D’autres peuvent en revanche lui échapper complètement. C’est le cas notamment des sociétés domiciliées et surtout celles faisant des opérations d’importation. «Cette population nous préoccupe particulièrement avec la tendance de la création des centres de domiciliation qui servent surtout de boîte à lettres pour des milliers d’entreprises nouvellement créées», relève le directeur régional. A la différence de celles qui ont un contrat de bail, souvent connues et ont des engagements au quotidien avec leurs partenaires, cette catégorie est carrément invisible et réalise des opérations souvent à caractère ponctuel. Dans le même cas de figure, les contrôleurs n’ont aucun moyen pour retracer les échanges d’argent liquide. Idem pour la déclaration de résultats déficitaires, «même si l’entreprise a l’obligation d’expliquer la cause dans une lettre accompagnant la déclaration fiscale», rapporte une source interne à la DGI. Et de préciser que la formule a laissé la liberté au contribuable déficitaire de justifier, en invoquant toutes les causes possibles, le déficit.

A ce titre, dans des cas pareils de déclaration de résultats déficitaires sur plusieurs exercices, les vérificateurs surveillent plus les signes de richesse extérieurs du propriétaire. «L’associé est de plus en plus contrôlé surtout lorsque les contrôleurs sont persuadés qu’il n’y a pas grand-chose à tirer de la vérification des comptes de l’entreprise, vidée par des opérations au noir en faveur du propriétaire», relève le directeur régional. En procédant à des recoupements (compte bancaire de l’entreprise et du gérant, conservation foncière…).

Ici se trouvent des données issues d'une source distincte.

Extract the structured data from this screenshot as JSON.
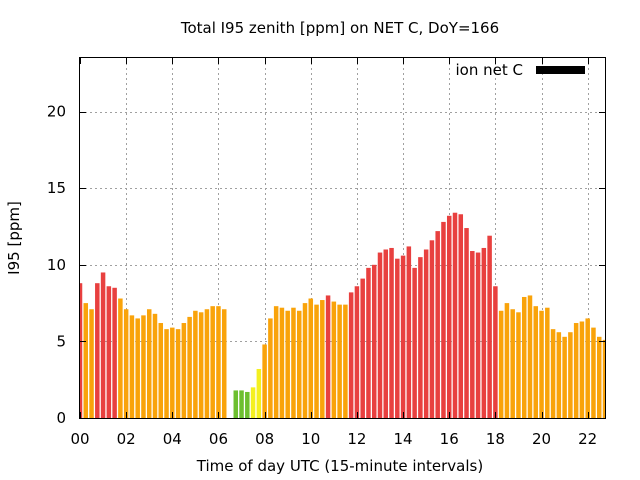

Entre ceux qui échappent au fisc, ceux qui usent de subtilités et ceux qu’on épingle facilement, existent les adeptes de l’optimisation fiscale. Ces derniers s’appuient surtout sur les écritures intra-groupe, qui deviennent d’ailleurs très surveillées par le fisc. Le recours à l’amortissement dégressif au lieu du linéaire est également pratiqué pour optimiser son impôt. De même que le changement d’adresse fiscale pour bénéficier des avantages accordés à certaines zones géographiques.

Pour les détracteurs de la pénalisation de la fraude fiscale, l’environnement des affaires n’est pas sain à la base pour demander aux opérateurs transparents d’être plus rigoureux qu’ils ne le sont déjà. Pour eux, il faut d’abord les protéger en assainissant le marché de toutes les pratiques illégales ou frauduleuses. «Aujourd’hui, une partie du tissu économique n’applique pas les règles fiscales quand la majeure partie évolue carrément dans l’informel. Ce qui contraint les acteurs identifiés et transparents à s’accommoder de plusieurs pratiques illégales. A défaut, leur activité sera négativement impactée», explique le patron d’une entreprise. De l’avis d’un responsable de l’Administration fiscale, au lieu de multiplier les textes pénalisant la fraude, le fisc doit simplement utiliser les passerelles qui existent entre le Code général des impôts, le Code du commerce, le Code pénal et des textes plus spécifiques tels la loi sur la concurrence.